MagicSim's pitch is a unified infrastructure built around a single deterministic batched runtime and a shared Markov decision process. Everything, world construction, skill execution, planning, evaluation, data collection, runs through one loop. You define tasks in YAML files that separate out what's in the world, where things are, how they behave, and what the agent can see. From those specs, the system generates diverse executable environments that span different physics, layouts, sensors, and robot embodiments.
The part that caught my attention is the autocollect interface. If a command executes successfully, the system automatically saves it as a structured multimodal trajectory that aligns language supervision, action representations, visual and geometric data, and task status with the actual episode. You're not just running simulations, you're automatically building training datasets from the simulations that work. The Command->Skill->Planner->Robot->Record pipeline runs independently per environment above a shared physics tick, so you can run many environments in parallel without them interfering with each other.
This is the kind of infrastructure work that doesn't get enough credit. The kids building the flashy end-to-end models get the press. The people building the plumbing that makes the whole enterprise possible get a citation or two and a poster session at a conference. But MagicSim, if it holds up under scrutiny, is addressing something real: the fact that robot learning research is still fragmented enough that comparing results across papers is often nearly impossible because everyone's running different simulators with different assumptions baked in.
I only found these two papers directly on this topic this week, so take the broader claims with appropriate skepticism. This is based on limited data from preprints that haven't gone through peer review yet.
Put these two ideas together and you get a picture of where a certain corner of robotics research is heading. Coding agents that design policy architectures at training time, unified simulation infrastructure that can generate training data automatically, and the whole thing running without a human in the loop except at the design stage. That's a meaningful shift from where the field was even two years ago.
Call me old-fashioned, but I want to see this work outside a simulator before I get too excited. The history of autonomous systems is littered with results that looked spectacular in controlled conditions and fell apart the moment you introduced a slightly different lighting condition or a box that was 3 centimeters off from where the model expected it. The LIBERO-PRO benchmark is specifically designed to test generalization to perturbed conditions, which is encouraging, but it's still a benchmark.

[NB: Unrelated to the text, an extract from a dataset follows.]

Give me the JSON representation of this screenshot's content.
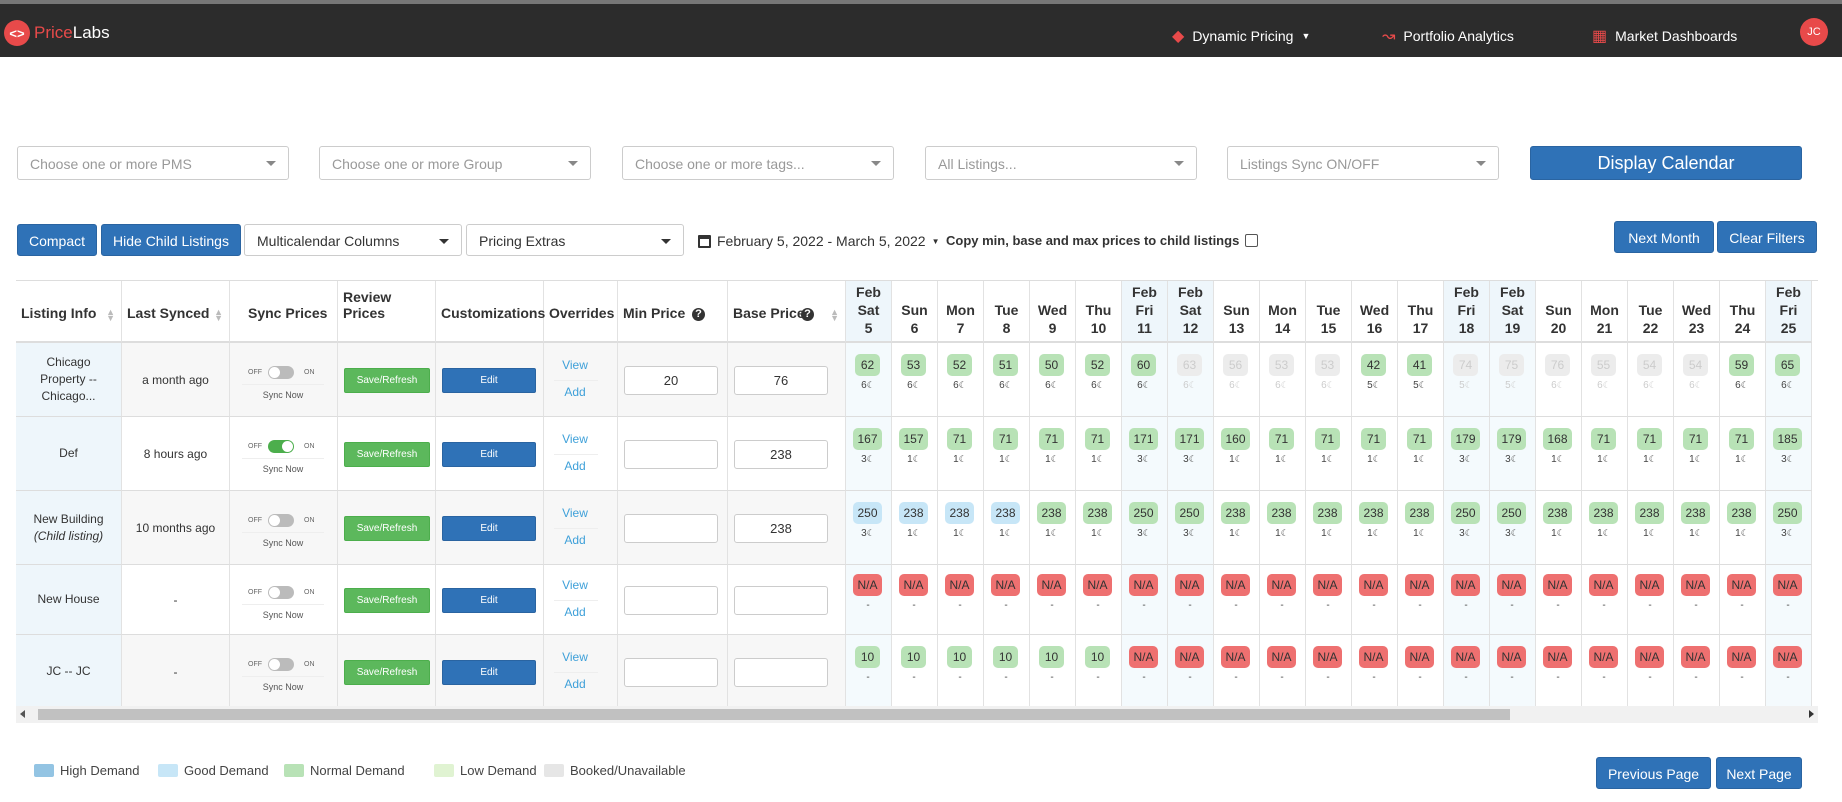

What I will say is that the structural logic here is sound. If you can move the expensive reasoning work to training time and deploy a lean, interpretable policy that doesn't need a live LLM in the loop, you've solved a real problem. And if you can build simulation infrastructure that automatically generates aligned training data from successful rollouts, you've potentially solved another real problem. Whether both of these hold up at scale, in messy real-world conditions, with robots that cost real money and operate around real people, that's the question that the next two or three years will answer.
I've been covering tech long enough to know that the papers that change things rarely announce themselves as paradigm-shifting. They just show up on arXiv on a Tuesday and start getting cited. These two might be that kind of paper. Or they might be a footnote. But they're worth reading.